Turning research into action
The CDC makes policy recommendations for prevention services such as taking doxy, requiring some and leaving others optional. Celum says the CDC will be reviewing information from her trial at a meeting in December, but probably will wait until that study is published before making recommendations, likely in 2023. The San Francisco Department of Public Health issued its own guidance on October 20th and anecdotally, some doctors around the country are beginning to issue prescriptions for doxy to select patients.
About half of new STIs occur in young people ages 15 to 24, a group that is least likely to regularly see a doctor. And sexual health remains a great taboo for many people who don't want such information on their health record for prying parents, employers or neighbors to find out.
“People will go out of their way and travel extensive distances just to avoid that,” says Mahn, the National Coalition director. “People identify locations where they feel safe, where they feel welcome, where they don't feel judged,” Mahn explains, such as community and family planning clinics. They understand those issues and have fees that vary depending on a person’s ability to pay.

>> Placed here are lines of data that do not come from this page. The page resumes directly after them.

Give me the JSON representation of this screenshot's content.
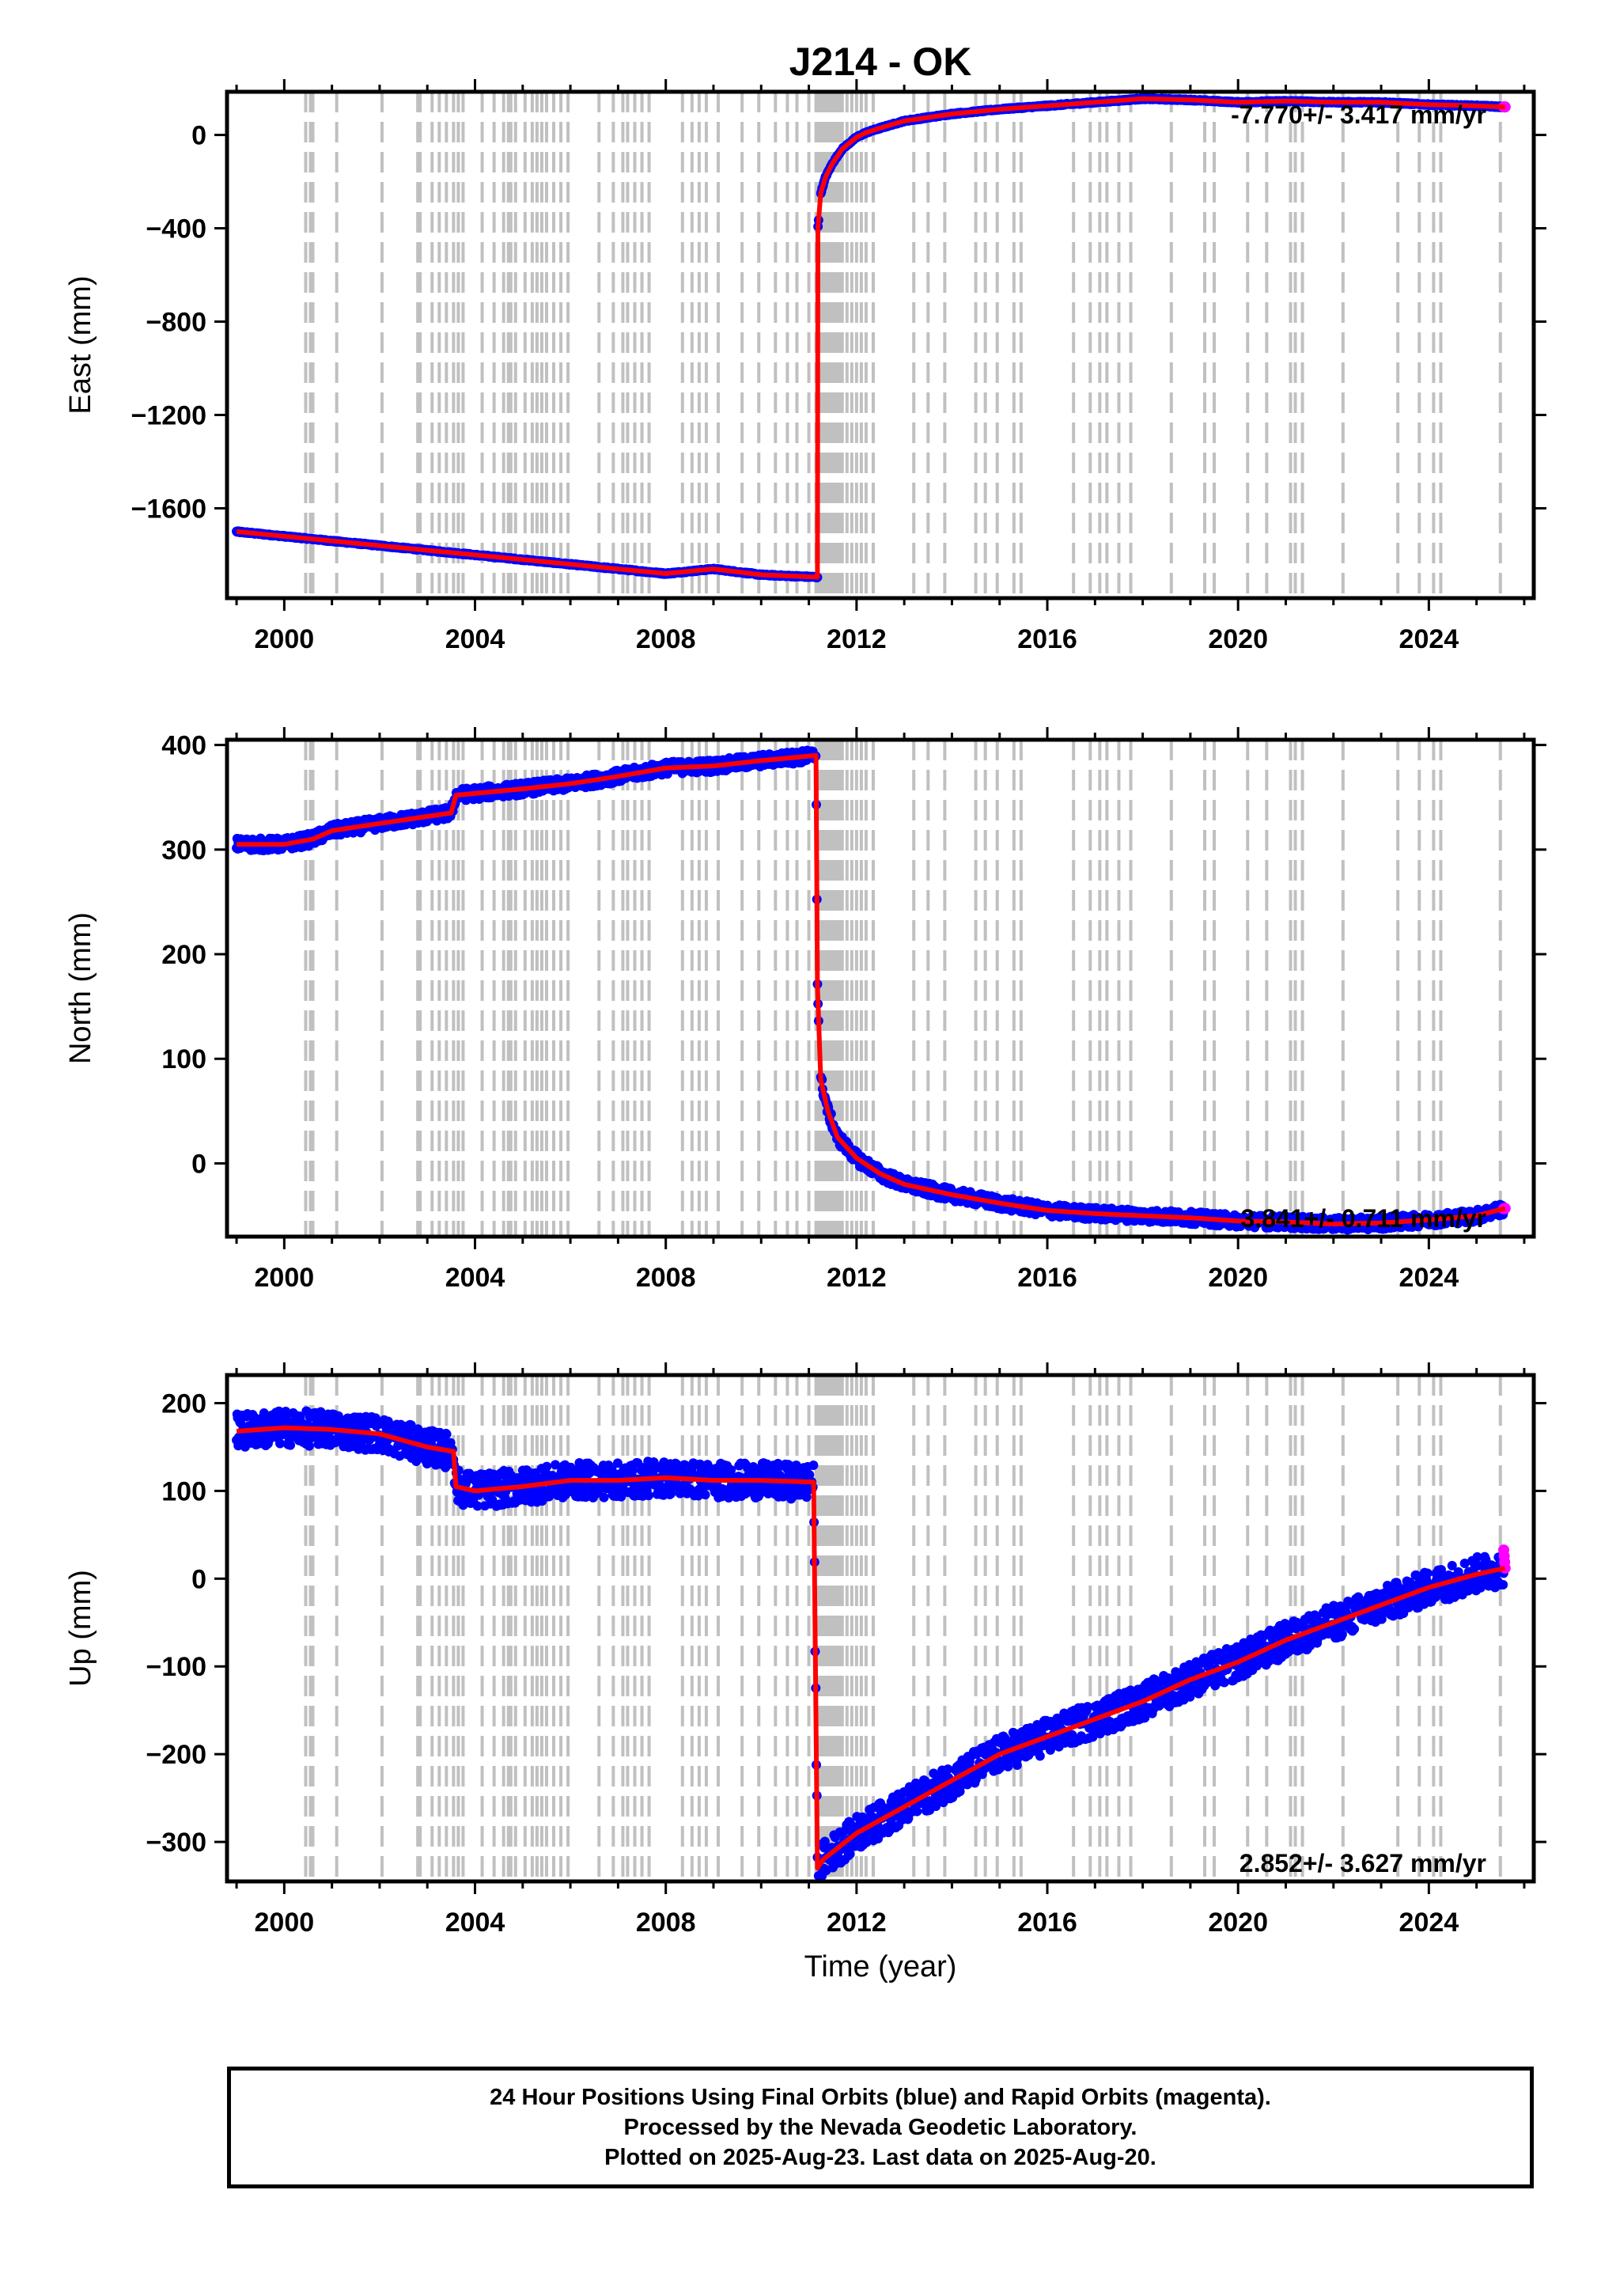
{
  "title": "J214 - OK",
  "colors": {
    "final_orbits": "#0000ff",
    "rapid_orbits": "#ff00ff",
    "model_fit": "#ff0000",
    "event_lines": "#c0c0c0"
  },
  "x_axis": {
    "label": "Time (year)",
    "range": [
      1998.8,
      2026.2
    ],
    "ticks": [
      2000,
      2004,
      2008,
      2012,
      2016,
      2020,
      2024
    ],
    "tick_labels": [
      "2000",
      "2004",
      "2008",
      "2012",
      "2016",
      "2020",
      "2024"
    ]
  },
  "event_line_years": [
    2000.45,
    2000.55,
    2000.6,
    2001.1,
    2002.05,
    2002.8,
    2002.85,
    2003.1,
    2003.25,
    2003.4,
    2003.55,
    2003.65,
    2003.75,
    2004.15,
    2004.4,
    2004.6,
    2004.7,
    2004.75,
    2004.85,
    2005.05,
    2005.2,
    2005.3,
    2005.4,
    2005.5,
    2005.65,
    2005.8,
    2005.95,
    2006.6,
    2006.9,
    2007.1,
    2007.2,
    2007.35,
    2007.5,
    2007.65,
    2008.35,
    2008.55,
    2008.7,
    2008.85,
    2009.1,
    2009.6,
    2009.95,
    2010.3,
    2010.55,
    2010.75,
    2011.0,
    2011.15,
    2011.2,
    2011.25,
    2011.3,
    2011.35,
    2011.4,
    2011.45,
    2011.5,
    2011.55,
    2011.6,
    2011.65,
    2011.7,
    2011.8,
    2011.9,
    2012.0,
    2012.1,
    2012.2,
    2012.35,
    2013.2,
    2013.5,
    2013.85,
    2014.5,
    2014.7,
    2014.95,
    2015.3,
    2015.45,
    2016.55,
    2016.9,
    2017.1,
    2017.25,
    2017.5,
    2017.75,
    2018.6,
    2019.3,
    2019.5,
    2020.2,
    2020.6,
    2021.1,
    2021.2,
    2021.35,
    2022.2,
    2023.35,
    2023.8,
    2024.1,
    2024.25,
    2025.5
  ],
  "chart_data": [
    {
      "type": "scatter",
      "ylabel": "East (mm)",
      "ylim": [
        -1985,
        185
      ],
      "yticks": [
        0,
        -400,
        -800,
        -1200,
        -1600
      ],
      "rate_label": "-7.770+/- 3.417 mm/yr",
      "rate_position": "top-right",
      "x": [
        1999.0,
        2000.0,
        2002.0,
        2004.0,
        2006.0,
        2008.0,
        2009.0,
        2010.0,
        2011.18,
        2011.19,
        2011.25,
        2011.35,
        2011.5,
        2011.7,
        2012.0,
        2012.2,
        2012.5,
        2013.0,
        2014.0,
        2015.0,
        2016.0,
        2017.0,
        2018.0,
        2019.0,
        2020.0,
        2021.0,
        2022.0,
        2023.0,
        2024.0,
        2025.0,
        2025.6
      ],
      "values": [
        -1700,
        -1720,
        -1760,
        -1800,
        -1840,
        -1880,
        -1860,
        -1885,
        -1895,
        -400,
        -250,
        -180,
        -120,
        -60,
        -10,
        10,
        30,
        60,
        90,
        110,
        125,
        140,
        155,
        150,
        140,
        145,
        140,
        140,
        130,
        125,
        120
      ]
    },
    {
      "type": "scatter",
      "ylabel": "North (mm)",
      "ylim": [
        -70,
        405
      ],
      "yticks": [
        0,
        100,
        200,
        300,
        400
      ],
      "rate_label": "3.841+/- 0.711 mm/yr",
      "rate_position": "bottom-right",
      "x": [
        1999.0,
        2000.0,
        2000.6,
        2001.0,
        2002.0,
        2003.5,
        2003.6,
        2005.0,
        2006.0,
        2007.0,
        2008.0,
        2009.0,
        2010.0,
        2011.15,
        2011.18,
        2011.25,
        2011.4,
        2011.6,
        2012.0,
        2012.5,
        2013.0,
        2014.0,
        2015.0,
        2016.0,
        2017.0,
        2018.0,
        2019.0,
        2020.0,
        2021.0,
        2022.0,
        2023.0,
        2024.0,
        2025.0,
        2025.6
      ],
      "values": [
        305,
        305,
        310,
        318,
        325,
        335,
        352,
        358,
        363,
        370,
        378,
        380,
        385,
        390,
        170,
        80,
        50,
        25,
        5,
        -10,
        -20,
        -30,
        -38,
        -45,
        -48,
        -50,
        -52,
        -55,
        -56,
        -58,
        -57,
        -54,
        -50,
        -43
      ]
    },
    {
      "type": "scatter",
      "ylabel": "Up (mm)",
      "ylim": [
        -345,
        232
      ],
      "yticks": [
        200,
        100,
        0,
        -100,
        -200,
        -300
      ],
      "rate_label": "2.852+/- 3.627 mm/yr",
      "rate_position": "bottom-right",
      "x": [
        1999.0,
        2000.0,
        2001.0,
        2002.0,
        2003.0,
        2003.55,
        2003.6,
        2004.0,
        2005.0,
        2006.0,
        2007.0,
        2008.0,
        2009.0,
        2010.0,
        2011.1,
        2011.18,
        2011.3,
        2012.0,
        2013.0,
        2014.0,
        2015.0,
        2016.0,
        2017.0,
        2018.0,
        2019.0,
        2020.0,
        2021.0,
        2022.0,
        2023.0,
        2024.0,
        2025.0,
        2025.6
      ],
      "values": [
        168,
        172,
        170,
        165,
        150,
        145,
        105,
        100,
        105,
        112,
        112,
        115,
        112,
        112,
        110,
        -330,
        -320,
        -290,
        -260,
        -230,
        -200,
        -180,
        -160,
        -140,
        -115,
        -95,
        -70,
        -50,
        -30,
        -10,
        5,
        12
      ]
    }
  ],
  "footer": {
    "line1": "24 Hour Positions Using Final Orbits (blue) and Rapid Orbits (magenta).",
    "line2": "Processed by the Nevada Geodetic Laboratory.",
    "line3": "Plotted on 2025-Aug-23. Last data on 2025-Aug-20."
  }
}
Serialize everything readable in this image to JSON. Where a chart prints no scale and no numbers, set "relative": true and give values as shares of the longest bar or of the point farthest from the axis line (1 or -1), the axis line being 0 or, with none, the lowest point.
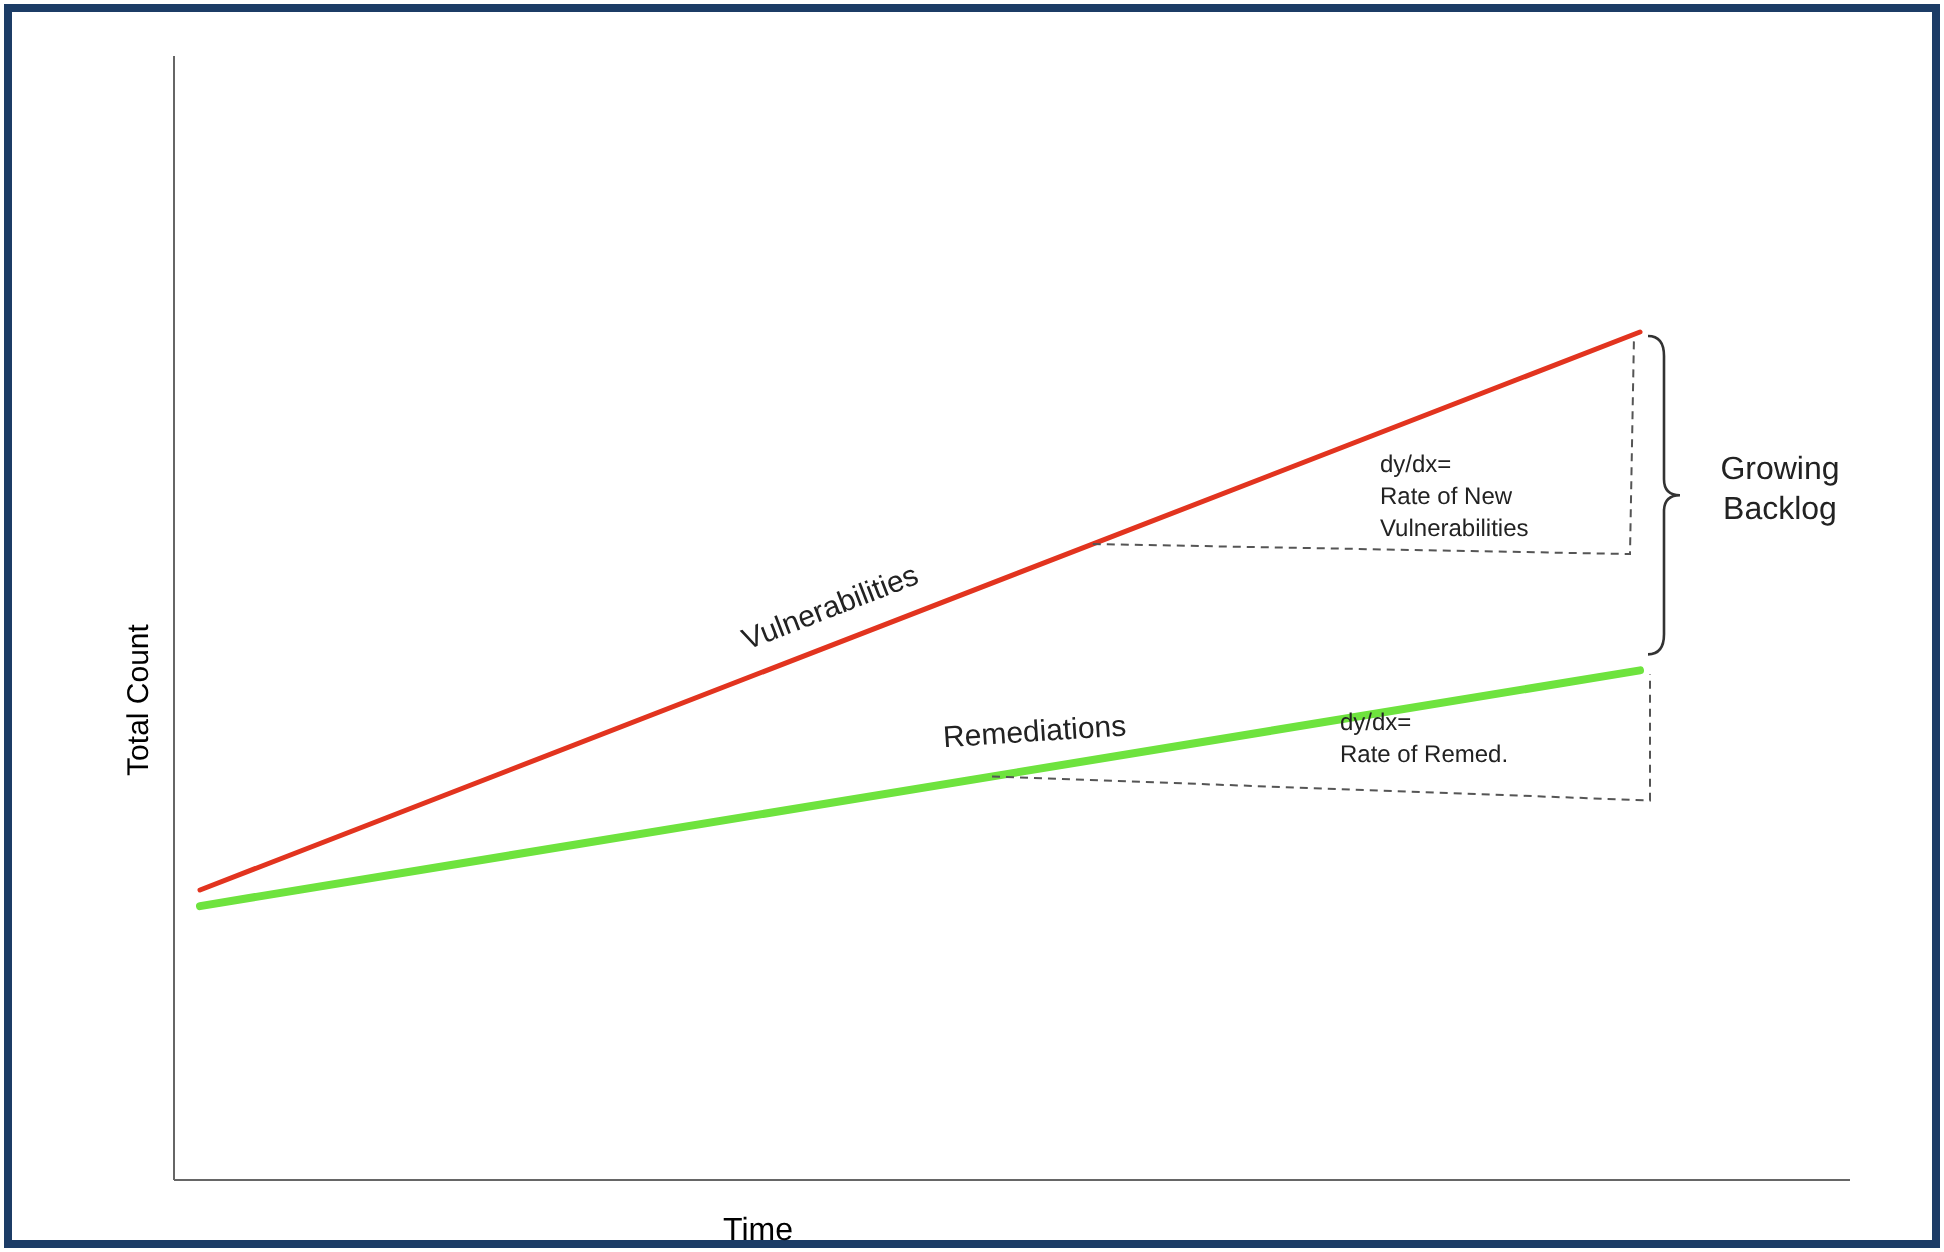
{
  "chart_data": {
    "type": "line",
    "relative": true,
    "xlabel": "Time",
    "ylabel": "Total Count",
    "categories": [
      null,
      null
    ],
    "legend": false,
    "series": [
      {
        "name": "Vulnerabilities",
        "color": "#e2341f",
        "values": [
          0.342,
          1
        ]
      },
      {
        "name": "Remediations",
        "color": "#6ee33e",
        "values": [
          0.323,
          0.601
        ]
      }
    ],
    "annotations": [
      "dy/dx=\nRate of New\nVulnerabilities",
      "dy/dx=\nRate of Remed.",
      "Growing\nBacklog"
    ]
  }
}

Given that these clinics already are understaffed and underfunded, they will be hard pressed to expand services covering the labor intensive testing and monitoring of a doxyPEP regimen. Sexual health clinics don't even have a separate line item in the federal budget for health. That is something the National Association of STI Directors is pushing for in D.C.
DoxyPEP isn't a panacea, and it isn't for everyone. “We really want to try to reach that population who is most likely going to have an STI in the next year,” says Celum, “Because that's where you are going to have the biggest impact.”